The statement of Director General of the World Health Organisation, Dr Tedros Adhanom Ghebreyesus, on 13 March made it very clear that the global health body is urging countries across the world to learn from the success of China and others in stopping the coronavirus:

“The experience of China, the Republic of Korea, Singapore and others clearly demonstrates that aggressive testing and contact tracing, combined with social distancing and community mobilisation, can prevent infections and save lives.”

He also warned against half-measures – which many governments in Europe that are taking some action are guilty of:

“Our message to countries continues to be: you must take a comprehensive approach. Not testing alone. No contact tracing alone. Not quarantine alone. Not social distancing alone. Do it all.”

Spiralling, unnecessary deaths are not inevitable.

As the Director-General of the World Health Organisation, put it: “We are not at the mercy of this virus. Let hope be the antidote to fear. Let solidarity be the antidote to blame. Let our shared humanity be the antidote to our shared threat.”

At this moment anti-China propaganda is deadly. The world needs to learn from China to stop hundreds of thousands, if not millions, of people dying unnecessarily.

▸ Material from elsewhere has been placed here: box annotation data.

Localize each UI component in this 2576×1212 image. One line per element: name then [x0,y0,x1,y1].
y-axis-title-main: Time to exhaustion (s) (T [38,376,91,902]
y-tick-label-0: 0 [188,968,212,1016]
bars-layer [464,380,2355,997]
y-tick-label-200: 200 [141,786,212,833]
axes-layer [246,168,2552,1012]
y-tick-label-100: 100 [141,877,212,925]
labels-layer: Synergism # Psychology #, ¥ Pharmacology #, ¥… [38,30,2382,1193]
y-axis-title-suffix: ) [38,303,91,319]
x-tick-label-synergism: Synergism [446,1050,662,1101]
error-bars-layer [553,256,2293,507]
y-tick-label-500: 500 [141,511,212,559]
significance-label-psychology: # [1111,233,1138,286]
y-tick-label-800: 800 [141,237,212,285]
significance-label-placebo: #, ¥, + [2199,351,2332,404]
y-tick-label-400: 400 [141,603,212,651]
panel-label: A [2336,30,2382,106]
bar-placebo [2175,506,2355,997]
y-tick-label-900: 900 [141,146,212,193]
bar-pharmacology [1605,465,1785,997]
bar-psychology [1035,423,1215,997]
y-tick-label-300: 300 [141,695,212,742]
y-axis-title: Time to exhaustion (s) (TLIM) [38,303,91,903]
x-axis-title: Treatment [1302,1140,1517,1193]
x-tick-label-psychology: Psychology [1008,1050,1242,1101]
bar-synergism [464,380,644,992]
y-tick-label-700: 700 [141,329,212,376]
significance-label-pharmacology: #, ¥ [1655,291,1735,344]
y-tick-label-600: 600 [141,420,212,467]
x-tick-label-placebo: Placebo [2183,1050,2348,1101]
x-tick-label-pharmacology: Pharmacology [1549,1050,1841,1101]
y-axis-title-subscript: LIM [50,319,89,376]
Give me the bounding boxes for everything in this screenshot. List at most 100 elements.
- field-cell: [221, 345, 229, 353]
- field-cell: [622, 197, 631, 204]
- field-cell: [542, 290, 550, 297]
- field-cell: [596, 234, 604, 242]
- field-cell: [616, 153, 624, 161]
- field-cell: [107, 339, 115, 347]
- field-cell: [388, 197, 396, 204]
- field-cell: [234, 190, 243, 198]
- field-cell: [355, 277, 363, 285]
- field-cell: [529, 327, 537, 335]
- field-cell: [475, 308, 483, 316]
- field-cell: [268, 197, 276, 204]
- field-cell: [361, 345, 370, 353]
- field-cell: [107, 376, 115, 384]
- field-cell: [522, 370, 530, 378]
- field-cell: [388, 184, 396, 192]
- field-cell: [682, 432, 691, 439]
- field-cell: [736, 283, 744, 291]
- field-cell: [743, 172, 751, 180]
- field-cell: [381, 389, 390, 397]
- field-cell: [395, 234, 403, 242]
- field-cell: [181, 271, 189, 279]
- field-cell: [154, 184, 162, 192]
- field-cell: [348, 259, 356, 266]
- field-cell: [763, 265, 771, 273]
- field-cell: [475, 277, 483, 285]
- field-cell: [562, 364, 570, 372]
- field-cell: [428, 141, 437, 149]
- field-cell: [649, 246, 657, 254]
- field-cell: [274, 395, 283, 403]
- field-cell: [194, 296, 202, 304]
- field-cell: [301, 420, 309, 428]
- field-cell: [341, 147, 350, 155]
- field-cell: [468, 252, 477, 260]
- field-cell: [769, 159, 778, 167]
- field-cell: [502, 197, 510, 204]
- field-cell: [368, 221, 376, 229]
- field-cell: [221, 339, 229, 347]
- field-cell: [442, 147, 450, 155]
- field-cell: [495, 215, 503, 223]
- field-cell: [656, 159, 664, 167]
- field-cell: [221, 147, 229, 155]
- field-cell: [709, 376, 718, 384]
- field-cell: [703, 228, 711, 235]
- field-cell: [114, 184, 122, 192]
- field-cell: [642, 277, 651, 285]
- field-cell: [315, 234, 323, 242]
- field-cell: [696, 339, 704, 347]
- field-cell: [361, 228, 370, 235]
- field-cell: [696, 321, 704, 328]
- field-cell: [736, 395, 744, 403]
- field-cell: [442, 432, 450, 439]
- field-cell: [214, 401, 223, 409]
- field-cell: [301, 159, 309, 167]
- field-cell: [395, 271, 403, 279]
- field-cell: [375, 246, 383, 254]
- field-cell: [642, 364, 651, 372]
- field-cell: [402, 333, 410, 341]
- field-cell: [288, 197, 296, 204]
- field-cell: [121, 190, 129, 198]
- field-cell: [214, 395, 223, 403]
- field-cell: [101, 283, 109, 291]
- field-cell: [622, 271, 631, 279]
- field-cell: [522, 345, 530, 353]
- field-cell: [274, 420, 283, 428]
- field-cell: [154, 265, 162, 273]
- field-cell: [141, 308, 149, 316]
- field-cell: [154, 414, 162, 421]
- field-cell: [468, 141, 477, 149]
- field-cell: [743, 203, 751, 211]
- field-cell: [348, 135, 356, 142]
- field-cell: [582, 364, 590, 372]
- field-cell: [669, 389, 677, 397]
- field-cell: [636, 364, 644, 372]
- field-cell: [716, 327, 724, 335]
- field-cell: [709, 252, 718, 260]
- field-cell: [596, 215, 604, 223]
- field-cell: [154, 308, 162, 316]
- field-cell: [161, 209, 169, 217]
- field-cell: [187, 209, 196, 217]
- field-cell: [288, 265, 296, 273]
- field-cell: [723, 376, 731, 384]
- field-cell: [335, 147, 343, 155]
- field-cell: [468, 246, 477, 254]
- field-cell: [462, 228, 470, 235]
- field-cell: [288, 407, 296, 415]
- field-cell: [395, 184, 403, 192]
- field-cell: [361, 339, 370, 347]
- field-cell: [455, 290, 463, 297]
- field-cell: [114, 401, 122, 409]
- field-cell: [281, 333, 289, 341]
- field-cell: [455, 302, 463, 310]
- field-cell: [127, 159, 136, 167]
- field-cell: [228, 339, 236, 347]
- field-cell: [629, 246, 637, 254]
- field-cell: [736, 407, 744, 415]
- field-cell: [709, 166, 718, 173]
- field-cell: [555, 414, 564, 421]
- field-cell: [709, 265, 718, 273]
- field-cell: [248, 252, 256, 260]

In Britain, the government’s current approach risks a catastrophe for the population, and it will also adversely impact on other countries. It is urgent that this approach is abandoned. The whole labour movement and Labour Party in Britain need to vigorously oppose the Tory government’s criminal approach to the coronavirus and demand nothing short of a reversal along lines that aim to restrict the spread of the virus. The types of measures that are successfully working in China, that the World Health Organisation is praising, need to be rapidly adopted.

This is a crucial political fight to save hundreds of thousands of lives and the whole of society will need to be mobilised flat out to bring this virus under control.